А хуже всего было то, что меня поймал сам сеньор Алвис. Собственной рукой. В ту самую секунду, когда я пытался вскрыть жертвенник. Хуже и придумать нельзя.
Единственная надежда, что держала меня, – Пауля не поймали. Его не было рядом. И я не выдам его. Никогда. Пусть всё посыпется на меня. Только бы он остался на свободе. Только бы он сбежал.
Неожиданно скрипнула дверь, и в карцер ворвался свет – влажный и жаркий, но всё же настоящий, живой. Он на мгновение дал искру радости, почти забытую, почти детскую. Но эта искра тут же погасла – сменилась тяжёлой тенью страха.
На пороге стоял парень, незнакомый, но явно из второго барака – старше меня, плечи пошире, взгляд равнодушный. В руках он держал верёвку и ухмылялся криво, с усталостью или с презрением, я не разобрал.
– Вставай. Да побыстрее.
Я поднялся. Ноги не слушались, словно налились свинцом. Я подошёл к нему, и он сразу же резко развернул меня, затянул верёвку и стянул запястья. Больно. Резко. Но мне было плевать. Совсем.
Я находился в полной прострации, как будто всё внутри залили бетоном. Ни мыслей, ни чувств – только каменное понимание: уже ничего не изменить. Всё случилось. Всё идёт к концу.
Выйдя на улицу и щурясь от яркого света, я медленно начал открывать глаза, осматриваясь, словно впервые видел это место. Перед храмом, на площади, собрались все – все, кто жил в приюте. Толпа стояла плотной стеной, оставив пустое пространство перед входом, где ждали сеньор Алвис и сестра Майя.
Сестра Майя стояла с опущенной головой и сложенными перед грудью руками. Казалось, она молилась. Или просто не могла смотреть.
Меня тащили рывками. Старший парень из второго барака тянул вперёд, будто я упирался, но я не сопротивлялся. Просто не мог. Мои ноги были тяжёлыми, как свинцовые, будто налились цементом. Я шёл, но не чувствовал шагов. Меня просто несло – вперёд, как по течению, без воли и без цели.
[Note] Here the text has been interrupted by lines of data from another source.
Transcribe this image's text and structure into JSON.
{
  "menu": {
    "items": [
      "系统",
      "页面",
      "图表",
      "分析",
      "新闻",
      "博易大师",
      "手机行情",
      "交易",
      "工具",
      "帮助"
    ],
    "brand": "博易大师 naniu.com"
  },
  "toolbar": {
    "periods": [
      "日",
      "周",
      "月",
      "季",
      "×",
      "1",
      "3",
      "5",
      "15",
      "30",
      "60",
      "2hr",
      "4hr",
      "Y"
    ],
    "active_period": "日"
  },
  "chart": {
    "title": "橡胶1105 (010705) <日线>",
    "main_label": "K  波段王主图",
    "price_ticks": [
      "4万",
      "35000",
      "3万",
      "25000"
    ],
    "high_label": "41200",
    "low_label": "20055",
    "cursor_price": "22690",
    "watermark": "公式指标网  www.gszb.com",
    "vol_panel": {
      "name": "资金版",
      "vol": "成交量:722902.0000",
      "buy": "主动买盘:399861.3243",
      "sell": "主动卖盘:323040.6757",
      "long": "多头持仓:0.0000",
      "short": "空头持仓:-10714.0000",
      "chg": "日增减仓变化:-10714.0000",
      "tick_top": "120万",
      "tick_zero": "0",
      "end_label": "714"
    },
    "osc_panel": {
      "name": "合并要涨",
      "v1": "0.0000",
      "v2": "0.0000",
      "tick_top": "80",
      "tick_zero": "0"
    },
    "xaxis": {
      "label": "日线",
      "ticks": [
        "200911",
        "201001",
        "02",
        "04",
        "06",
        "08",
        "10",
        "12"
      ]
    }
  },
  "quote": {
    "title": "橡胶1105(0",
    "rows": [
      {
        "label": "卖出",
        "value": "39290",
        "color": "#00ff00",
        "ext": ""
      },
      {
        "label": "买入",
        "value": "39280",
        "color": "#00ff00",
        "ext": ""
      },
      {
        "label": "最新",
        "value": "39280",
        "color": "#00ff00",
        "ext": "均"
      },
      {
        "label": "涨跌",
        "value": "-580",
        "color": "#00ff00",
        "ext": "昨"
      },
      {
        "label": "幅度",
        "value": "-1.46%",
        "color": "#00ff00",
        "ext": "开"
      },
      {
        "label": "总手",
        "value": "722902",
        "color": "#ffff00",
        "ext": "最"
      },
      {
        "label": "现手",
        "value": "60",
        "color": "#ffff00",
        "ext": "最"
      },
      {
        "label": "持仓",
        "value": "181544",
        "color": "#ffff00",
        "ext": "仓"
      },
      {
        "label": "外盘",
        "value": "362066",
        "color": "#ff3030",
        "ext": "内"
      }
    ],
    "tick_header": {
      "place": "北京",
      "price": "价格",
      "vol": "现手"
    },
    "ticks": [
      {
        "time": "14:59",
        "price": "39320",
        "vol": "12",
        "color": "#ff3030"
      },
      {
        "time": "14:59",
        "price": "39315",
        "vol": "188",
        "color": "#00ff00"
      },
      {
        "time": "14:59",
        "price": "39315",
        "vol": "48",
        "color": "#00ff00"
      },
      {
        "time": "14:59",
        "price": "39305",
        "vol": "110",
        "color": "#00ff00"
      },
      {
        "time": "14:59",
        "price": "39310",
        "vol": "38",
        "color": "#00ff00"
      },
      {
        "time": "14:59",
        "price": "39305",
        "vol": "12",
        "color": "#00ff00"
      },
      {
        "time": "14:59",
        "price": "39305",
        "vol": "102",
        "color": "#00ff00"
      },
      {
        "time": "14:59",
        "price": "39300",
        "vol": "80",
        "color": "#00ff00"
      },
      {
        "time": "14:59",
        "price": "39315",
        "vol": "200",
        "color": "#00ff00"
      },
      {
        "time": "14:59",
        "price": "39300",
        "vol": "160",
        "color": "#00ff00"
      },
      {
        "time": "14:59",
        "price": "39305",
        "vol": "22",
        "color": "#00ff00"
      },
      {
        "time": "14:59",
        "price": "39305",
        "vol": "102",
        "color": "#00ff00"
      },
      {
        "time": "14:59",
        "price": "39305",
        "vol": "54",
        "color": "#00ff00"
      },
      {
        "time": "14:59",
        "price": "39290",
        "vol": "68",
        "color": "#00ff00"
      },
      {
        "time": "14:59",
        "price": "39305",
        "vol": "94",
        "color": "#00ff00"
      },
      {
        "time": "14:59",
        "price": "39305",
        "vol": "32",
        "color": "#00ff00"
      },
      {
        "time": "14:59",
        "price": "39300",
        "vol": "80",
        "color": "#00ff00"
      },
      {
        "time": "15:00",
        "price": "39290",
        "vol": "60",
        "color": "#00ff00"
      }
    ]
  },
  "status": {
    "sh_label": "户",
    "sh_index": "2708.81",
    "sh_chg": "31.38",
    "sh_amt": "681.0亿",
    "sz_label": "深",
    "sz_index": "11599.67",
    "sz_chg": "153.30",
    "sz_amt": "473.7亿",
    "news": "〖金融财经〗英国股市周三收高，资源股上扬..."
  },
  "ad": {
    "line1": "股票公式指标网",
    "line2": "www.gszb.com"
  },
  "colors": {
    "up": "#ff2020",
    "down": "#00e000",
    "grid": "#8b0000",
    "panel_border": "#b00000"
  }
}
Я не мог поверить, что всё это – ради меня. Что этот стройный, напряжённый порядок, этот спектакль – из-за моего поступка. И что я – главный в этой постановке.
Я искал глазами хоть одно лицо, в котором бы прочитал сострадание, понимание. Хоть тень сочувствия. Но не находил. Те, кто слабее, смотрели себе под ноги. Словно их это не касалось. А такие, как Хорхе, ухмылялись. Кто-то показывал пальцем, кто-то даже выкрикивал что-то – неразборчивое, но я чувствовал каждый звук, как плевок в лицо.
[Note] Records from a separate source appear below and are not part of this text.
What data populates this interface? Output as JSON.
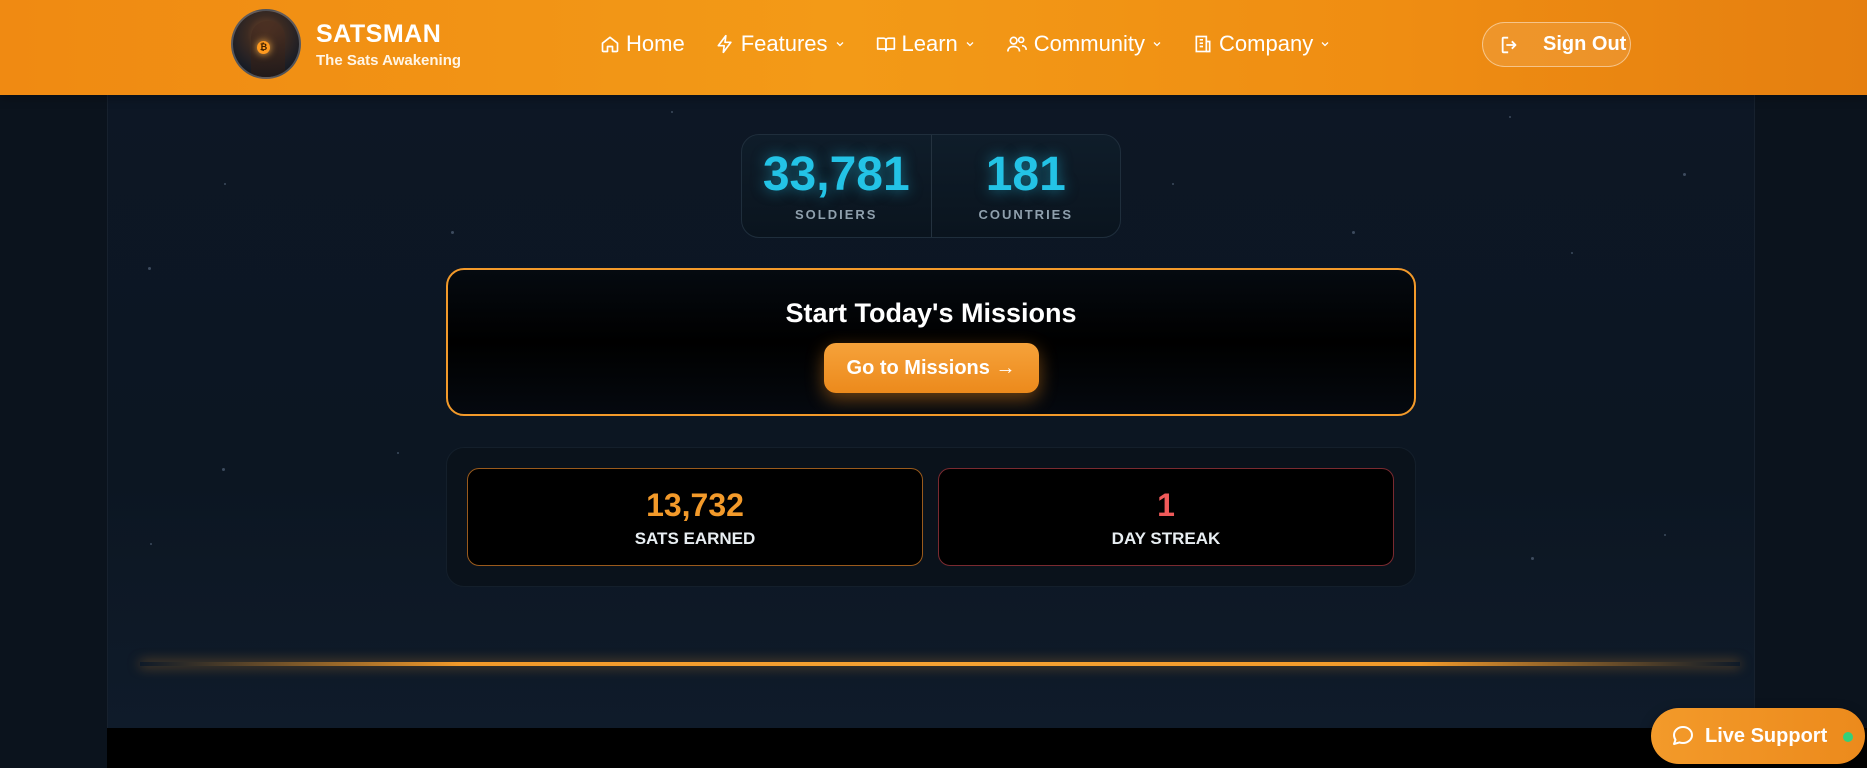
{
  "brand": {
    "name": "SATSMAN",
    "tagline": "The Sats Awakening"
  },
  "nav": {
    "home": "Home",
    "features": "Features",
    "learn": "Learn",
    "community": "Community",
    "company": "Company"
  },
  "header": {
    "signout_label": "Sign Out"
  },
  "stats": {
    "soldiers_value": "33,781",
    "soldiers_label": "SOLDIERS",
    "countries_value": "181",
    "countries_label": "COUNTRIES"
  },
  "missions": {
    "title": "Start Today's Missions",
    "button_label": "Go to Missions →"
  },
  "progress": {
    "sats_value": "13,732",
    "sats_label": "SATS EARNED",
    "streak_value": "1",
    "streak_label": "DAY STREAK"
  },
  "support": {
    "label": "Live Support"
  },
  "colors": {
    "accent_orange": "#f39a2a",
    "stat_cyan": "#23c3e6",
    "streak_red": "#ef5a5a",
    "online_green": "#33d07a"
  }
}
Похоже, меня ждали для публичного наказания. И я был в нём – в главной роли.
Толпа передо мной медленно расступилась. Старший парень дёрнул меня за верёвку так резко, что я едва не рухнул лицом в пыль. Устоял только в последний момент, шатаясь, почти навалившись на него. В ответ он с отвращением оттолкнул меня, ударив кулаком в скулу.
– Отошёл, паршивец!
Боль прошла сквозь всё тело – острая, с солоноватым привкусом крови во рту. Но мне было всё равно. Страх и стыд заливали меня, как густая глина. Я всматривался в лица, выискивая только одно – Пауля. С надеждой, что он среди толпы. Что его не поймали. Что он – свободен.
И я нашёл его.
Когда люди окончательно расступились, открылся вид: сеньор Алвис, сестра Майя, старый пень, установленный перед ними как импровизированная сцена – и Пауль. Он стоял слева от пня, с опущенной головой, не глядя на меня. Его плечи вздрагивали едва заметно, как будто он сдерживал дрожь.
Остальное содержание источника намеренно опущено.